Inflation hurts everyone in one way or another. It is the erosion of your purchasing power. Those on a fixed income, as well as the lower and middle classes, are particularly hard hit as they struggle to make ends meet. Worse, it exacerbates inequality and increases poverty. Inequality and poverty can lead to social and political instability. Globally, governments and central banks take this very seriously, so they will deliberately slow the global economy and risk a recession to wrestle inflation to the ground. Last year, global central banks began aggressively raising interest rates in a coordinated effort to combat inflation. One side effect of this strategy is short-term volatility in stock and bond markets as they adjust to the “new normal.” Keep in mind, history tells us that reliably scarce assets such as stocks, bonds and real estate are excellent at keeping ahead of inflation over time.

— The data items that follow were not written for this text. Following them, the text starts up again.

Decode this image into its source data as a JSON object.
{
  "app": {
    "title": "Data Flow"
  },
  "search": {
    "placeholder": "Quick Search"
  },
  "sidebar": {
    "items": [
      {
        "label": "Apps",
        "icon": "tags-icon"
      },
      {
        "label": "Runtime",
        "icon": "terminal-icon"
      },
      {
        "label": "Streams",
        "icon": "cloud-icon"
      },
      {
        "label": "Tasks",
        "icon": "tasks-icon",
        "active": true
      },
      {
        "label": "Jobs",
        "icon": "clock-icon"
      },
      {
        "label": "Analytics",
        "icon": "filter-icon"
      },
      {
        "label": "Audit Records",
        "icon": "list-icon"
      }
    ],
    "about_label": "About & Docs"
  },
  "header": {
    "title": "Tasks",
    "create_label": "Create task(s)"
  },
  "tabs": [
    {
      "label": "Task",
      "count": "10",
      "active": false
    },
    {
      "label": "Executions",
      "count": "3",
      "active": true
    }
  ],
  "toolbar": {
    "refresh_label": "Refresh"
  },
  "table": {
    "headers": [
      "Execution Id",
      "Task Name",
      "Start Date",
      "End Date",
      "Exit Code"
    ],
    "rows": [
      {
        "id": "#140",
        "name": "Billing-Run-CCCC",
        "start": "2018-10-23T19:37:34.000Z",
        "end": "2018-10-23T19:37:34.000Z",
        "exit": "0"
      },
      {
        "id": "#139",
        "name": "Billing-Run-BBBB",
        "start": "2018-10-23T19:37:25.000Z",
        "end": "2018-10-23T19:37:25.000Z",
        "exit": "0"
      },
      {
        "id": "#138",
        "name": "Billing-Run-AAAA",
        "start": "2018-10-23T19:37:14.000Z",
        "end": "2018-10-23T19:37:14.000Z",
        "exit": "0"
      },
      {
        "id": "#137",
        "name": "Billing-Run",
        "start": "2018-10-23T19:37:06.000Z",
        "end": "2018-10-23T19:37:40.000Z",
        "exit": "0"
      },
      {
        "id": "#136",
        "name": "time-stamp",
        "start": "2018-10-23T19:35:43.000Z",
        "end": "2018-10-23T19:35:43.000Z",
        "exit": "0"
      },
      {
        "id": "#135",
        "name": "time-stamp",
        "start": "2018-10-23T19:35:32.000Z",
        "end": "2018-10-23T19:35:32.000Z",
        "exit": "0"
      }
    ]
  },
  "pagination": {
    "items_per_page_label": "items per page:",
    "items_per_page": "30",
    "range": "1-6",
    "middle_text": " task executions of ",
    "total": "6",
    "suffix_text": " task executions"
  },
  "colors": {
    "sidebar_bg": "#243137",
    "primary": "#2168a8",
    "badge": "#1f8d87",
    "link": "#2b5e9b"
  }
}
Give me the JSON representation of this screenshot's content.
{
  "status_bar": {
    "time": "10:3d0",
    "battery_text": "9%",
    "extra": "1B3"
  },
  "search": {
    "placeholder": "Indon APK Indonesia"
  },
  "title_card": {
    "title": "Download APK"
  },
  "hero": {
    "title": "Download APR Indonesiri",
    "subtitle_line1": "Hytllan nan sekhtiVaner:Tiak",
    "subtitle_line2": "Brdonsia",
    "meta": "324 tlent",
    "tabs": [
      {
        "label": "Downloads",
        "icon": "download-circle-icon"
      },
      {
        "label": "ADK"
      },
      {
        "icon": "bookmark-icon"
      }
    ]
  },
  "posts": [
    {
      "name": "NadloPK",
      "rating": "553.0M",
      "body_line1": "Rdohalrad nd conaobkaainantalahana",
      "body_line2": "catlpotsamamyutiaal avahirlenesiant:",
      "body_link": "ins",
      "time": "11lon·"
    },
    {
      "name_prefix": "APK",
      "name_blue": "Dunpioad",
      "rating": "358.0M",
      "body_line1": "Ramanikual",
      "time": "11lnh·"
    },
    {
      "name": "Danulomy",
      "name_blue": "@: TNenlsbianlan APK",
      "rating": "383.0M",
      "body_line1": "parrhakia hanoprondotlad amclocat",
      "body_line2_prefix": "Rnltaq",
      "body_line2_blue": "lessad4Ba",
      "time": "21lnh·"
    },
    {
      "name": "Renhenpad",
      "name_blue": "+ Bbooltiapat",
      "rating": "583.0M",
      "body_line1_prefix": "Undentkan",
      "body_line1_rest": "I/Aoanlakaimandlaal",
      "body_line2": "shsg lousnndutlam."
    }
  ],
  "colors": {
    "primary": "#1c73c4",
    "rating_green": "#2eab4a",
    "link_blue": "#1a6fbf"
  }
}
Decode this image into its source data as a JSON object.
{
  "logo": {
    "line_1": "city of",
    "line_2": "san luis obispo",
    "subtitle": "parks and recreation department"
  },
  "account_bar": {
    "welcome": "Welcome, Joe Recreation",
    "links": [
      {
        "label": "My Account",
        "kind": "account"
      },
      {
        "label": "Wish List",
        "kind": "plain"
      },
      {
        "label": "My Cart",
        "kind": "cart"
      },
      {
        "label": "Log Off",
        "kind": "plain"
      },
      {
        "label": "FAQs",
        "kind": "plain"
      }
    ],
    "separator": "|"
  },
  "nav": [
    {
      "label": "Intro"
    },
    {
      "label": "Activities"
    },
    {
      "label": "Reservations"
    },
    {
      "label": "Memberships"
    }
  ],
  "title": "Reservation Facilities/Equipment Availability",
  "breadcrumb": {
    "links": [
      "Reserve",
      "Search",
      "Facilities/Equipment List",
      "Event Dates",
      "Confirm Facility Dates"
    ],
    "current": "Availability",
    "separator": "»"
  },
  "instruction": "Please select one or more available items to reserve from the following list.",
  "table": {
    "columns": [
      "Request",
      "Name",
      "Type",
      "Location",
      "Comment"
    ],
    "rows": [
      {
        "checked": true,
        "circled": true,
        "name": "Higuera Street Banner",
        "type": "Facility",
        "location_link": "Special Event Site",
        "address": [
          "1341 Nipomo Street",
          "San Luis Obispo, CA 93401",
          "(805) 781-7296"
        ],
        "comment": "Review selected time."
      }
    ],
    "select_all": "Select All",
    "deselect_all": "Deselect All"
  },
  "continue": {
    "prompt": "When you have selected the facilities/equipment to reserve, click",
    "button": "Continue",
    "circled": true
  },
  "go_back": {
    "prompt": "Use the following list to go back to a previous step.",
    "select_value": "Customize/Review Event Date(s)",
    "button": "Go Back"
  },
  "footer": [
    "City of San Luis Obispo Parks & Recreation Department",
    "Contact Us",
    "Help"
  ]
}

Most client conversations these days boil down to two things:
1. Concern regarding the erosion of purchasing power. Eventually, there will be pressure to adjust monthly income and expenses to compensate. Families may contribute less or withdraw more from their portfolio as needed. Up to this point, the effect on clients has been minimal as the majority of people simply modify their behaviour. They are consciously being a bit more careful with each discretionary dollar, in order to maintain contribution discipline and resist the temptation to draw more from their portfolio. Subconsciously, they are employing a substitution strategy. They’re replacing one product or experience with another, at a slightly lower price point, and carrying on with life. We are updating financial plans and watching this development very closely.
2. Volatility in portfolios. Traditionally, the basic building blocks of a portfolio are stocks and bonds. This marriage of convenience exists because both stocks and bonds have positive expected returns over time, and usually behave very differently. We would say they have low correlation. Portfolio volatility was elevated last year as stocks and bonds misbehaved, not only at the same time but, for many, to the same degree. While this is unusual, it’s no reason to panic. I simply remind clients that in a well-diversified, thoughtfully built portfolio, we have changed the definition of risk from permanent loss of capital to volatility. The financial plan informs our discipline and is as important as the portfolio itself. Following the plan and maintaining discipline keeps us invested and allows us to take advantage of volatility by shifting wealth from the impatient to the patient investor.